Cichaczem zdradza sekret: on nie tylko gra na wszystkim, co mu wpadnie w rękę, ale samochód na autostradzie też potrafi naprawić! - Jechaliśmy z Poznania do Rzeszowa - opowiada, dyskretnie szepcząc. - Gdzieś na wysokości Wrocławia z naszego samochodu zaczęło się dymić. Dosłownie kłęby pary spod maski wychodziły - opisuje.
Zjechali na pierwszy możliwy parking. Podczas gdy reszta ekipy szukała telefonu, by zadzwonić po lawetę, Mirek podniósł maskę…

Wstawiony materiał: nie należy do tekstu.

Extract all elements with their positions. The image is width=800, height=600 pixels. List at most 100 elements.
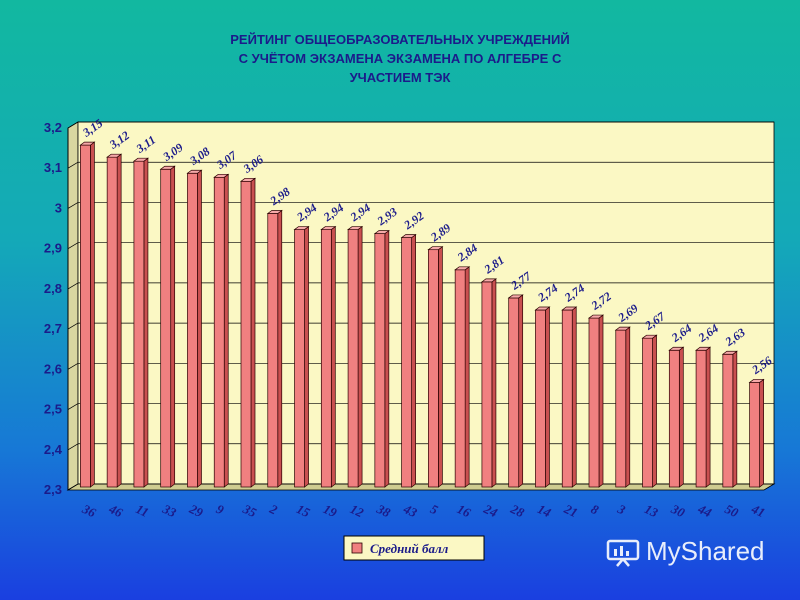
bar-top xyxy=(668,346,685,351)
bar-side xyxy=(116,153,122,488)
bar-side xyxy=(411,233,416,488)
bar-top xyxy=(748,379,765,383)
bar xyxy=(508,297,520,488)
x-tick-label: 16 xyxy=(455,501,474,520)
bar-side xyxy=(652,334,657,488)
x-tick-label: 43 xyxy=(400,501,419,521)
x-tick-label: 44 xyxy=(695,501,714,521)
bar xyxy=(615,329,627,488)
x-tick-label: 5 xyxy=(428,501,441,518)
bar-top xyxy=(480,278,497,283)
x-tick-label: 36 xyxy=(79,501,98,521)
x-tick-label: 29 xyxy=(186,501,205,521)
gridline-side xyxy=(67,443,79,451)
x-tick-label: 41 xyxy=(748,501,767,521)
bar-top xyxy=(400,234,417,238)
gridline-side xyxy=(67,322,79,330)
bar-side xyxy=(250,177,256,488)
y-tick-label: 2,6 xyxy=(44,361,62,376)
y-tick-label: 3,1 xyxy=(44,160,62,175)
x-tick-label: 11 xyxy=(134,501,151,520)
legend-box xyxy=(343,535,485,561)
gridline-side xyxy=(67,161,79,169)
x-tick-label: 50 xyxy=(723,501,742,520)
bar-side xyxy=(705,346,711,488)
bar xyxy=(535,309,546,488)
x-tick-label: 21 xyxy=(561,501,580,521)
bar-side xyxy=(625,326,631,488)
plot-side-wall xyxy=(67,121,79,491)
bar xyxy=(695,349,707,488)
bar-side xyxy=(90,141,95,488)
title-line-2: С УЧЁТОМ ЭКЗАМЕНА ЭКЗАМЕНА ПО АЛГЕБРЕ С xyxy=(238,51,562,66)
title-line-3: УЧАСТИЕМ ТЭК xyxy=(349,70,451,85)
bar-top xyxy=(454,266,471,271)
x-tick-label: 35 xyxy=(240,501,259,521)
x-tick-label: 46 xyxy=(106,501,125,521)
gridline-side xyxy=(67,403,79,410)
bar xyxy=(668,349,680,488)
bar-top xyxy=(587,314,605,319)
bar xyxy=(187,172,198,488)
bar-top xyxy=(534,306,551,311)
bar xyxy=(642,337,653,488)
gridline-side xyxy=(67,483,79,491)
bar xyxy=(240,180,252,488)
gridline-side xyxy=(67,242,79,249)
bar-top xyxy=(507,294,524,299)
bar xyxy=(722,353,734,488)
bar-top xyxy=(106,153,123,158)
bar-top xyxy=(132,157,149,162)
bar-top xyxy=(239,177,257,182)
x-tick-label: 13 xyxy=(642,501,661,520)
gridline-side xyxy=(67,202,79,209)
x-tick-label: 28 xyxy=(508,501,527,521)
watermark: MyShared xyxy=(606,536,765,567)
bar-side xyxy=(464,266,470,488)
bar-side xyxy=(678,346,684,488)
legend-swatch xyxy=(351,542,363,554)
x-tick-label: 12 xyxy=(348,501,367,520)
bar-side xyxy=(143,157,149,488)
x-tick-label: 8 xyxy=(589,501,602,518)
title-line-1: РЕЙТИНГ ОБЩЕОБРАЗОВАТЕЛЬНЫХ УЧРЕЖДЕНИЙ xyxy=(230,32,570,47)
bar xyxy=(749,382,760,488)
x-tick-label: 30 xyxy=(668,501,687,521)
bar-side xyxy=(330,225,336,488)
bar xyxy=(320,229,332,488)
y-tick-label: 2,9 xyxy=(44,241,62,256)
bar-top xyxy=(641,334,658,339)
bar xyxy=(588,317,600,488)
bar-top xyxy=(320,226,337,230)
y-tick-label: 2,4 xyxy=(44,442,63,457)
y-tick-label: 3 xyxy=(55,200,62,215)
y-tick-label: 2,7 xyxy=(44,321,62,336)
y-tick-label: 2,3 xyxy=(44,482,62,497)
bar-top xyxy=(427,246,444,251)
bar xyxy=(454,269,466,488)
bar-top xyxy=(213,173,230,178)
x-tick-label: 2 xyxy=(267,501,281,518)
bar-side xyxy=(491,278,497,488)
bar-side xyxy=(759,378,764,488)
y-tick-label: 2,8 xyxy=(44,281,62,296)
bar xyxy=(133,160,145,488)
bar xyxy=(561,309,573,488)
bar-side xyxy=(357,225,363,488)
bar-top xyxy=(561,306,578,311)
bar-side xyxy=(197,169,202,488)
bar-top xyxy=(695,346,712,351)
x-tick-label: 38 xyxy=(374,501,393,521)
x-tick-label: 14 xyxy=(535,501,554,520)
bar-top xyxy=(293,226,310,230)
bar-top xyxy=(614,326,631,331)
bar xyxy=(80,144,91,488)
gridline-side xyxy=(67,121,79,129)
bar-top xyxy=(721,350,738,355)
bar-top xyxy=(347,226,364,230)
x-tick-label: 3 xyxy=(615,501,629,518)
bar xyxy=(106,156,118,488)
x-tick-label: 33 xyxy=(160,501,179,521)
bar xyxy=(294,229,305,488)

- Popatrzył, pogrzebał w kabelkach i rzekł do nas, totalnie zaskoczonych: ja to naprawię - opowiada Kubala. - Trzeba tylko poszukać jakiegoś szrotu - dodaje.
Traf chciał, że ten był całkiem blisko. - Mirek poszedł pod wskazany adres, znowu pogrzebał. Przyniósł, co uznał za potrzebne, znowu pogrzebał pod maską - opowiada dalej. - Po chwili, auto zwyczajnie, jak w instrukcji stoi, odpaliło. Zdążyliśmy na koncert bez kłopotów - dodaje, chichocząc.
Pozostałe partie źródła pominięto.